Ya los llevan codo con codo y esposados a los dos disparantes al cuartel de la calle de san Francisco, mientras el herido se desangra tiñendo de rosado arterial los adoquines. Mañana cantarán a viva voz los Imparciales el mayestático atentado y el linchamiento por la policía de los presuntos perpetrantes del sangriento crimen.

Va años que rompo noches apostado frente a esta casa que llaman de todos los cristales. Estoy aquí velando esta puerta desde que uno de los policías del cuartel de la calle de san Francisco confesó en su lecho de muerte que a Elías de Campobello lo habían canjeado por un borracho que había muerto de un infarto esa mañana en el cuartel. En el mismo carro de fuego del coronel había regresado Campobello, antes de ponerse el sol, de vuelta a esta su casa que vigilamos. Y de vigilar, para mí que hago el mejor turno.

A estas horas de la madrugada se levanta Brígida a hervir agua. Cuela café y me ofrece. Ya tengo confianza, y a esas horas todavía oscuras nadie va a saber que paso a la cocina y compartimos nuestro rato. No habla mucho Brígida. Casi siempre canta versos que se sabe de carretilla. Dios debió sonreír viendo a su hechura hacer del paria hermano cariñoso, y del ángel tomar la investidura al realizar un acto tan hermoso, canta ahora. De vez en cuando balbucea apenas comprensibles razonamientos sobre el agua cuando hierve. Sobre el calor que se le aplica. Sobre las burbujas que se alzan y explotan.
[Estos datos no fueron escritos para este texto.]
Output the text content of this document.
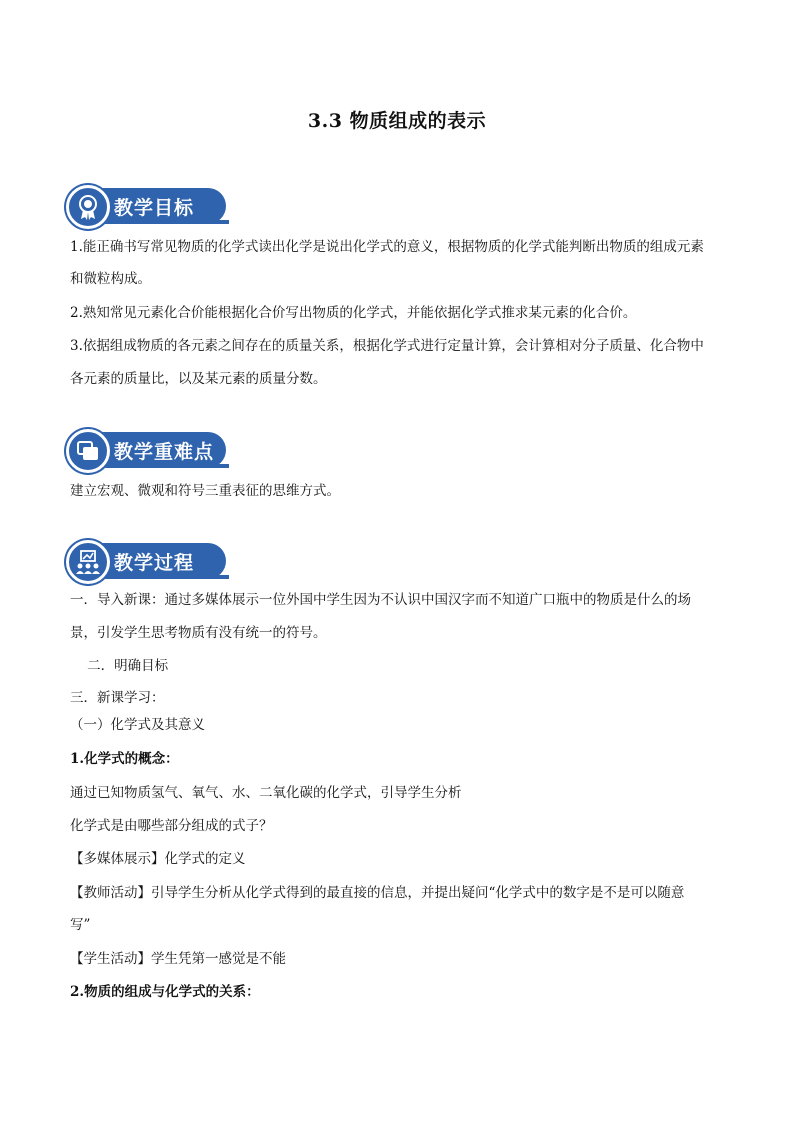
3.3 物质组成的表示
教学目标
1.能正确书写常见物质的化学式读出化学是说出化学式的意义，根据物质的化学式能判断出物质的组成元素
和微粒构成。
2.熟知常见元素化合价能根据化合价写出物质的化学式，并能依据化学式推求某元素的化合价。
3.依据组成物质的各元素之间存在的质量关系，根据化学式进行定量计算，会计算相对分子质量、化合物中
各元素的质量比，以及某元素的质量分数。
教学重难点
建立宏观、微观和符号三重表征的思维方式。
教学过程
一．导入新课：通过多媒体展示一位外国中学生因为不认识中国汉字而不知道广口瓶中的物质是什么的场
景，引发学生思考物质有没有统一的符号。
二．明确目标
三．新课学习：
（一）化学式及其意义
1.化学式的概念：
通过已知物质氢气、氧气、水、二氧化碳的化学式，引导学生分析
化学式是由哪些部分组成的式子？
【多媒体展示】化学式的定义
【教师活动】引导学生分析从化学式得到的最直接的信息，并提出疑问“化学式中的数字是不是可以随意
写”
【学生活动】学生凭第一感觉是不能
2.物质的组成与化学式的关系：
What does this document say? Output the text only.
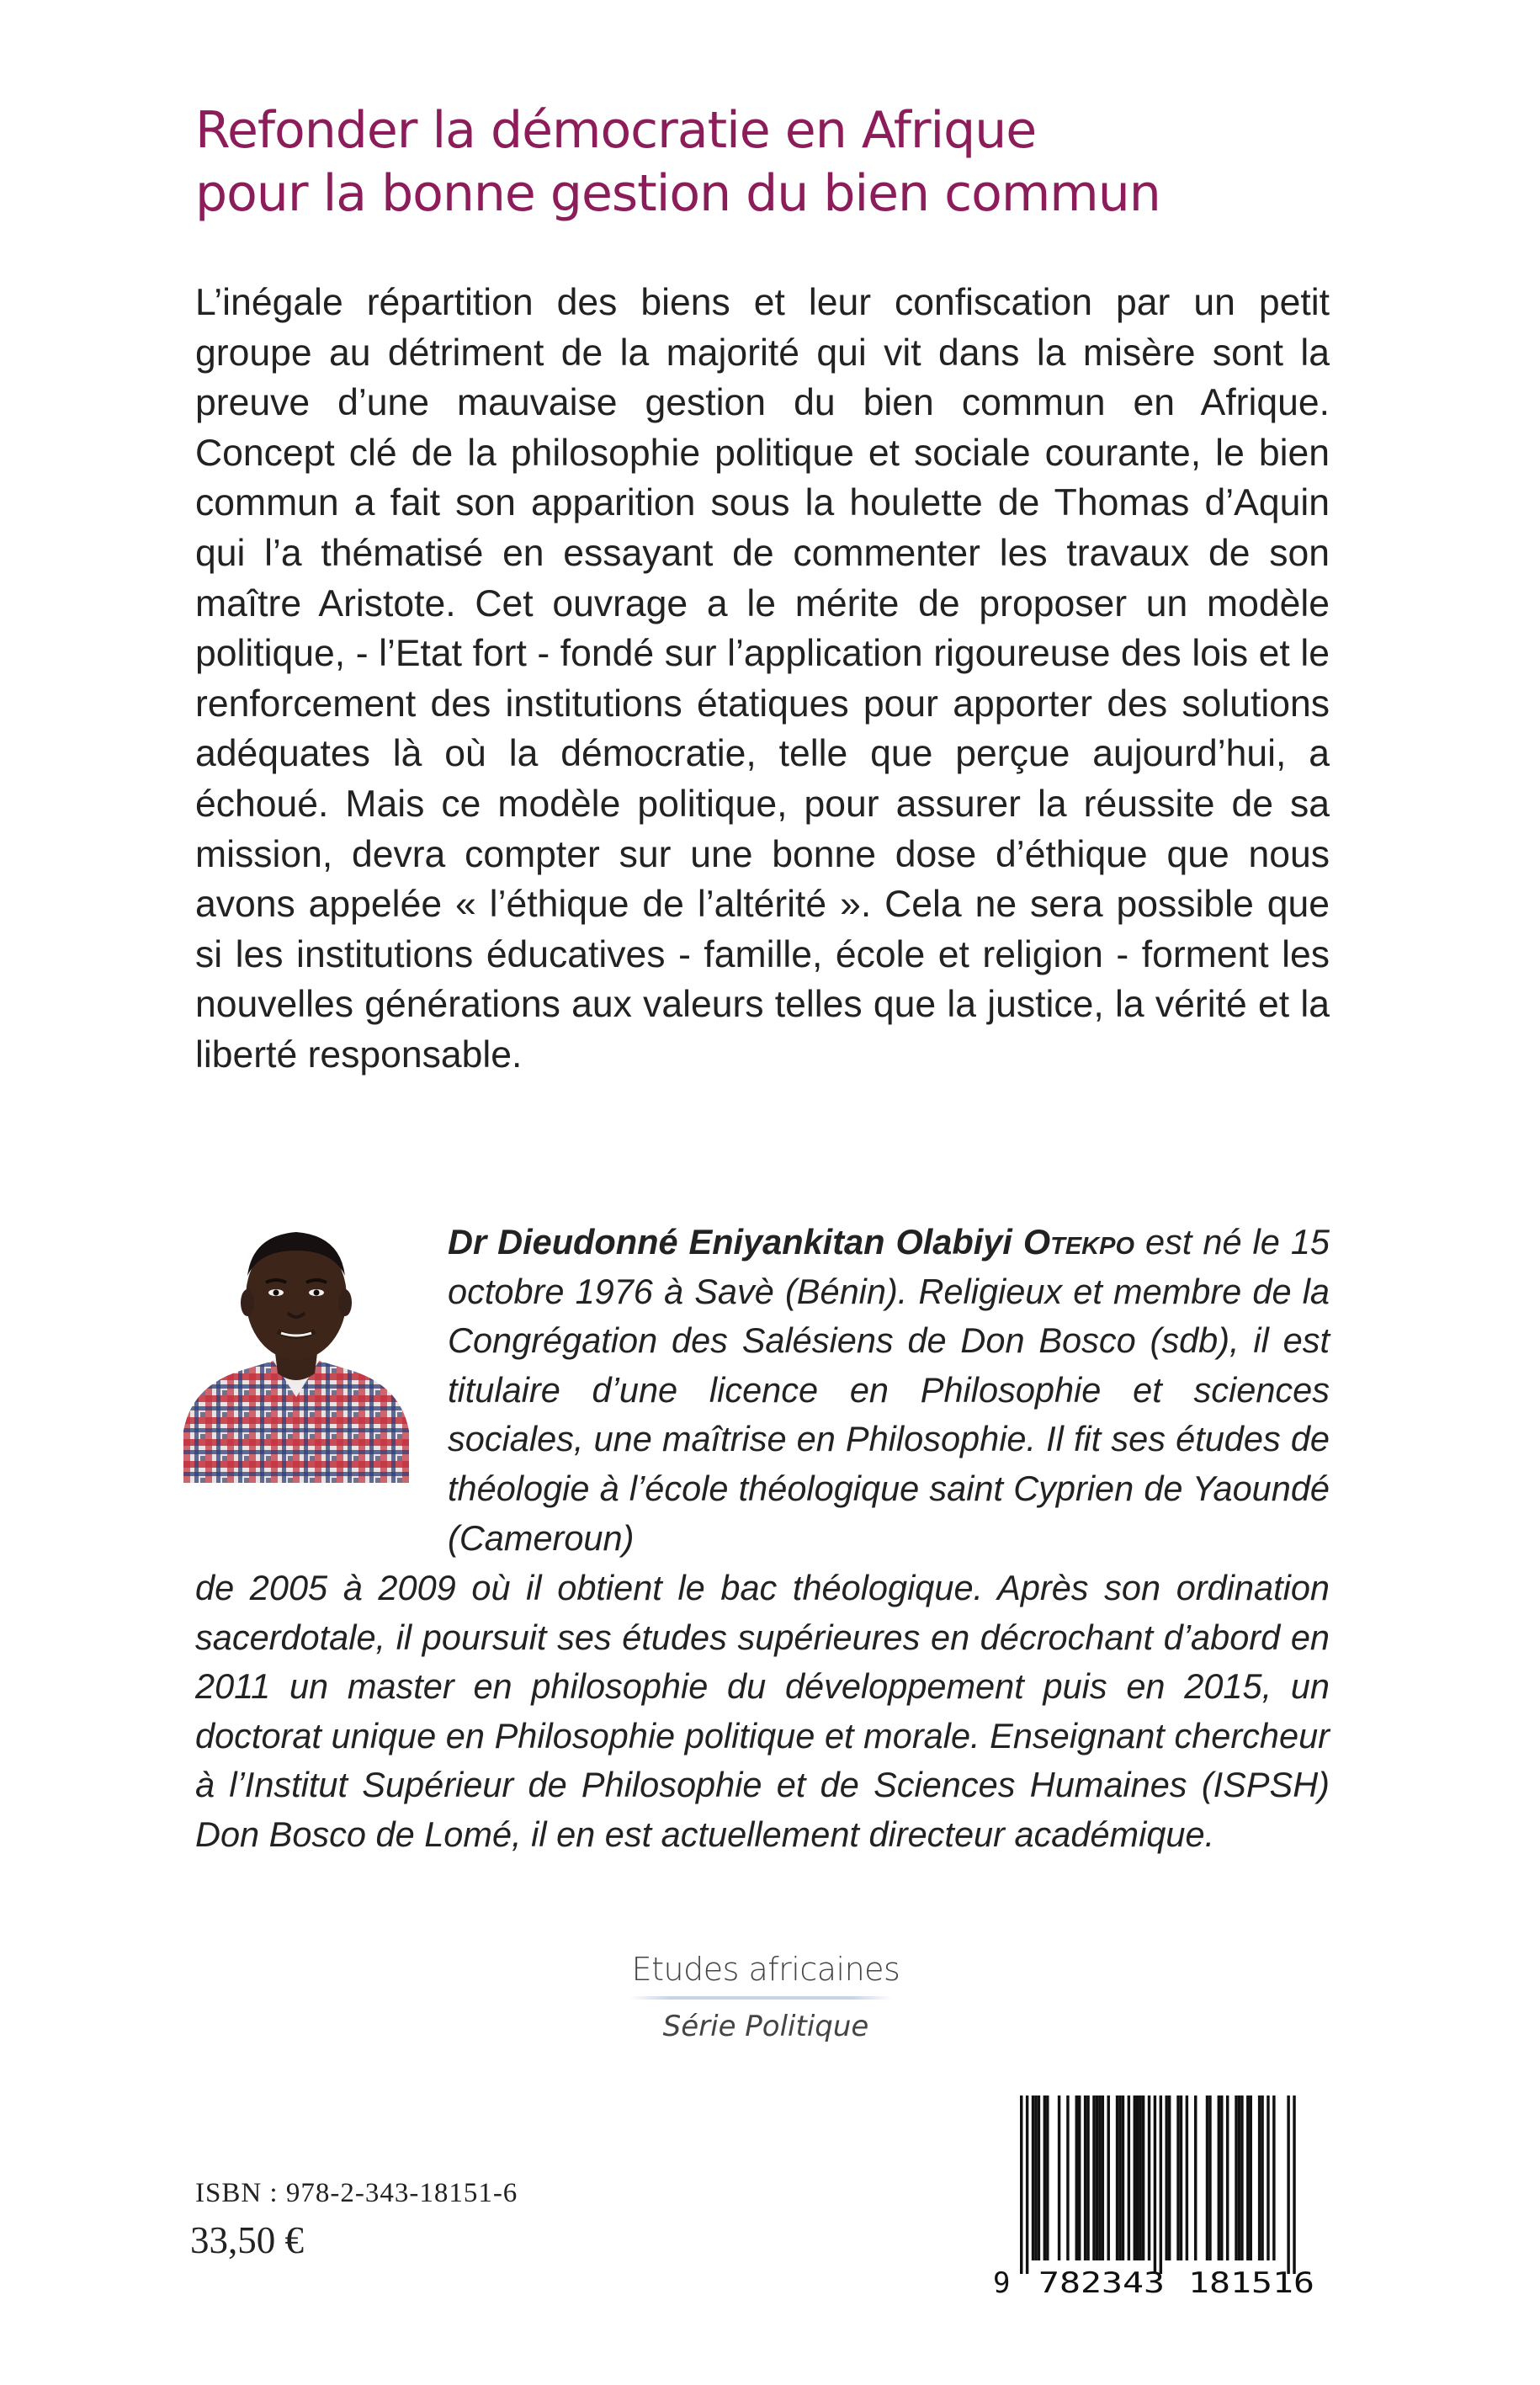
Refonder la démocratie en Afrique
pour la bonne gestion du bien commun

L’inégale répartition des biens et leur confiscation par un petit groupe au détriment de la majorité qui vit dans la misère sont la preuve d’une mauvaise gestion du bien commun en Afrique. Concept clé de la philosophie politique et sociale courante, le bien commun a fait son apparition sous la houlette de Thomas d’Aquin qui l’a thématisé en essayant de commenter les travaux de son maître Aristote. Cet ouvrage a le mérite de proposer un modèle politique, - l’Etat fort - fondé sur l’application rigoureuse des lois et le renforcement des institutions étatiques pour apporter des solutions adéquates là où la démocratie, telle que perçue aujourd’hui, a échoué. Mais ce modèle politique, pour assurer la réussite de sa mission, devra compter sur une bonne dose d’éthique que nous avons appelée « l’éthique de l’altérité ». Cela ne sera possible que si les institutions éducatives - famille, école et religion - forment les nouvelles générations aux valeurs telles que la justice, la vérité et la liberté responsable.

Dr Dieudonné Eniyankitan Olabiyi Otekpo est né le 15 octobre 1976 à Savè (Bénin). Religieux et membre de la Congrégation des Salésiens de Don Bosco (sdb), il est titulaire d’une licence en Philosophie et sciences sociales, une maîtrise en Philosophie. Il fit ses études de théologie à l’école théologique saint Cyprien de Yaoundé (Cameroun)

de 2005 à 2009 où il obtient le bac théologique. Après son ordination sacerdotale, il poursuit ses études supérieures en décrochant d’abord en 2011 un master en philosophie du développement puis en 2015, un doctorat unique en Philosophie politique et morale. Enseignant chercheur à l’Institut Supérieur de Philosophie et de Sciences Humaines (ISPSH) Don Bosco de Lomé, il en est actuellement directeur académique.

Etudes africaines
Série Politique
ISBN : 978-2-343-18151-6
33,50 €
9 782343 181516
—Millares de burbujas— y sonríe como si yo no pudiera comprenderla —todas a lo mismo sin que haya sido necesario ponerse de acuerdo de antemano.

Me deja con la boca llena de galletas de soda con mantequilla danesa. Sube a los altos miradores de esta casa santurcina que llaman de todos los cristales, con dos cubos de agua caliente. Sin dejar en las zarzas del camino ni un jirón de tu blanca vestidura, va cantando. Será el agua para el señor de Campobello quien bajará otra vez, como me ha confiado Brígida de solo a solo, cuando estalle la paz.